Some of the manifesto’s key proposals include:
- Boosting enterprise by stopping the most damaging part of Labour’s tax on jobs
- Opening up Government procurement to smaller companies
- Increasing health spending every year, protecting funds for Wales, and working to ensure the Welsh NHS has the resources it needs
- Supporting electrification of the Great Western rail line to South Wales, with a commitment to developing a high speed rail link to Wales
- Granting a referendum on further powers for the National Assembly
- Developing a super-fast broadband network throughout the UK
- Encouraging public sector workers to come together to form employee-led co-operatives and bid to take over the services they run
- Creating a Big Society Bank, funded from unclaimed bank assets, to provide new finance for neighbourhood groups, charities, social enterprises and other nongovernmental bodies
- Introducing a community right to buy scheme, giving local communities the chance to bid to run ailing local services like pubs and post offices
- Re-establishing the link between the basic state pension and earnings, and protecting schemes such as winter fuel payments, free bus travel and free TV licences
In a joint foreword to the manifesto, Shadow Secretary of State for Wales Cheryl Gillan and Welsh Conservative Assembly leader Nick Bourne say:
“At this election, people in Wales face a simple choice.
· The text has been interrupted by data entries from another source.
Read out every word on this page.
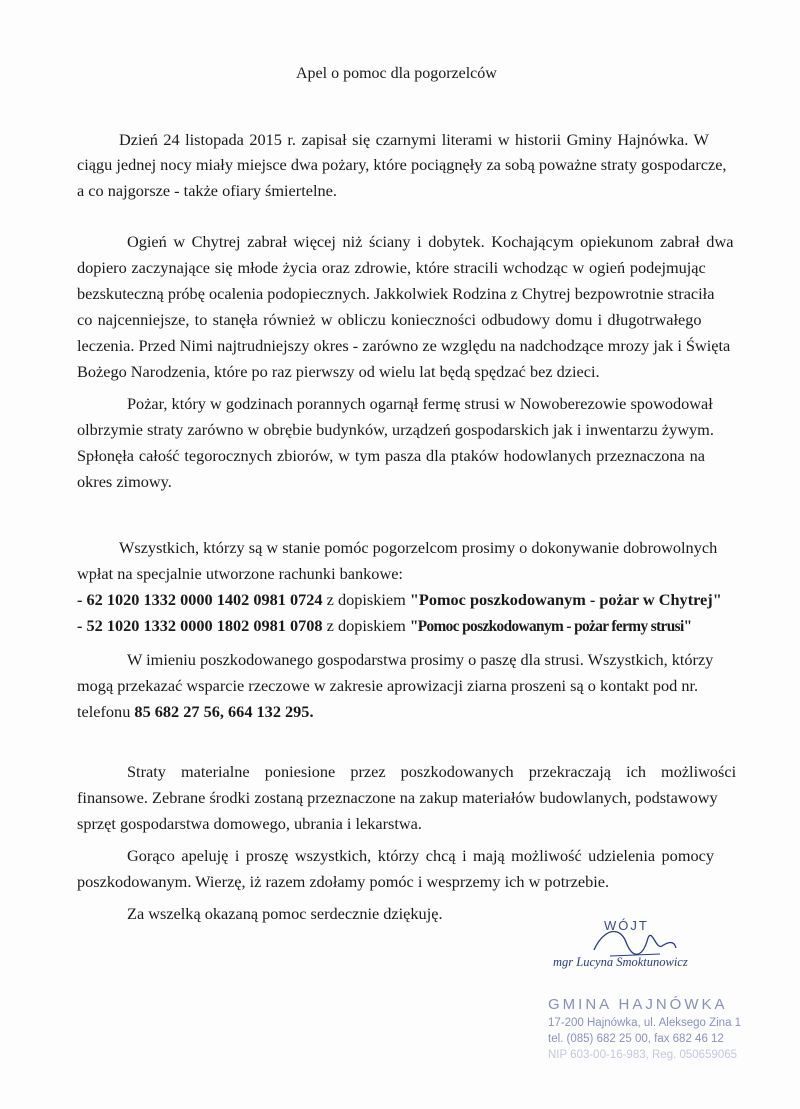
Apel o pomoc dla pogorzelców
Dzień 24 listopada 2015 r. zapisał się czarnymi literami w historii Gminy Hajnówka. W
ciągu jednej nocy miały miejsce dwa pożary, które pociągnęły za sobą poważne straty gospodarcze,
a co najgorsze - także ofiary śmiertelne.
Ogień w Chytrej zabrał więcej niż ściany i dobytek. Kochającym opiekunom zabrał dwa
dopiero zaczynające się młode życia oraz zdrowie, które stracili wchodząc w ogień podejmując
bezskuteczną próbę ocalenia podopiecznych. Jakkolwiek Rodzina z Chytrej bezpowrotnie straciła
co najcenniejsze, to stanęła również w obliczu konieczności odbudowy domu i długotrwałego
leczenia. Przed Nimi najtrudniejszy okres - zarówno ze względu na nadchodzące mrozy jak i Święta
Bożego Narodzenia, które po raz pierwszy od wielu lat będą spędzać bez dzieci.
Pożar, który w godzinach porannych ogarnął fermę strusi w Nowoberezowie spowodował
olbrzymie straty zarówno w obrębie budynków, urządzeń gospodarskich jak i inwentarzu żywym.
Spłonęła całość tegorocznych zbiorów, w tym pasza dla ptaków hodowlanych przeznaczona na
okres zimowy.
Wszystkich, którzy są w stanie pomóc pogorzelcom prosimy o dokonywanie dobrowolnych
wpłat na specjalnie utworzone rachunki bankowe:
- 62 1020 1332 0000 1402 0981 0724 z dopiskiem "Pomoc poszkodowanym - pożar w Chytrej"
- 52 1020 1332 0000 1802 0981 0708 z dopiskiem "Pomoc poszkodowanym - pożar fermy strusi"
W imieniu poszkodowanego gospodarstwa prosimy o paszę dla strusi. Wszystkich, którzy
mogą przekazać wsparcie rzeczowe w zakresie aprowizacji ziarna proszeni są o kontakt pod nr.
telefonu 85 682 27 56, 664 132 295.
Straty materialne poniesione przez poszkodowanych przekraczają ich możliwości
finansowe. Zebrane środki zostaną przeznaczone na zakup materiałów budowlanych, podstawowy
sprzęt gospodarstwa domowego, ubrania i lekarstwa.
Gorąco apeluję i proszę wszystkich, którzy chcą i mają możliwość udzielenia pomocy
poszkodowanym. Wierzę, iż razem zdołamy pomóc i wesprzemy ich w potrzebie.
Za wszelką okazaną pomoc serdecznie dziękuję.
WÓJT
mgr Lucyna Smoktunowicz
GMINA HAJNÓWKA
17-200 Hajnówka, ul. Aleksego Zina 1
tel. (085) 682 25 00, fax 682 46 12
NIP 603-00-16-983, Reg. 050659065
Change with David Cameron’s Conservatives or more of the same with Gordon Brown and Labour.
“Now we know in Wales what more of the same looks like. It can be summed up in one word: complacency.
“Labour has regarded Wales as its own personal fiefdom for generations and lacks any ambition for its future.
“That is why the First Minister described our struggling economy as ‘not that bad’.
“That is why the Secretary of State feels reassured by the fact that Wales is outperforming Rwanda.
“You only have to look at the facts and figures to see where this attitude has got us.
“We have a higher unemployment rate than any other nation of the UK and our wages are among the lowest.
“The number of new businesses starting in Wales is lower than almost anywhere else in the UK, and the economic gap between Wales and the rest of the UK has widened.
“Over the last few years, Conservatives have been working hard in Parliament, in the Assembly, in Europe, in councils and in towns and villages across Wales, to offer a real alternative.
“We have shown that we have not only the energy and determination, but also the right policies to really make a difference in Wales and Britain.
“We are not afraid to be ambitious about Wales’s future.
“We want to see a family-friendly Wales, where parents are supported and no-one has to choose between their children and their career.
“We want to see a Wales where communities come together again to support each other, to pass on skills to those seeking employment, to revitalize neighbourhoods and to rescue ailing local facilities.
“We want to see a working Wales, with a thriving private sector, a solid infrastructure and a first rate skills base that will make it, once again, one of the most attractive places to do business in the world.
“We want to see politicians of all parties in Wales and at Westminster working together and putting Wales first.
“So we will work with the Welsh Assembly Government as, even though we may often disagree, working together is the only way to make devolution work for Wales.
“Conservatives believe that people in Wales and Britain deserve better; that ‘not that bad’ is not good enough.
“We believe it is time for change, and with your help and your vote, we can deliver it.”
In the foreword to the manifesto, Conservative Party leader David Cameron says:
“A country is at its best when the bonds between people are strong and when the sense of national purpose is clear. Today the challenges facing Britain are immense.
“Our economy is overwhelmed by debt, our social fabric is frayed and our political system has betrayed the people.
“But these problems can be overcome if we pull together and work together. If we remember that we are all in this together.”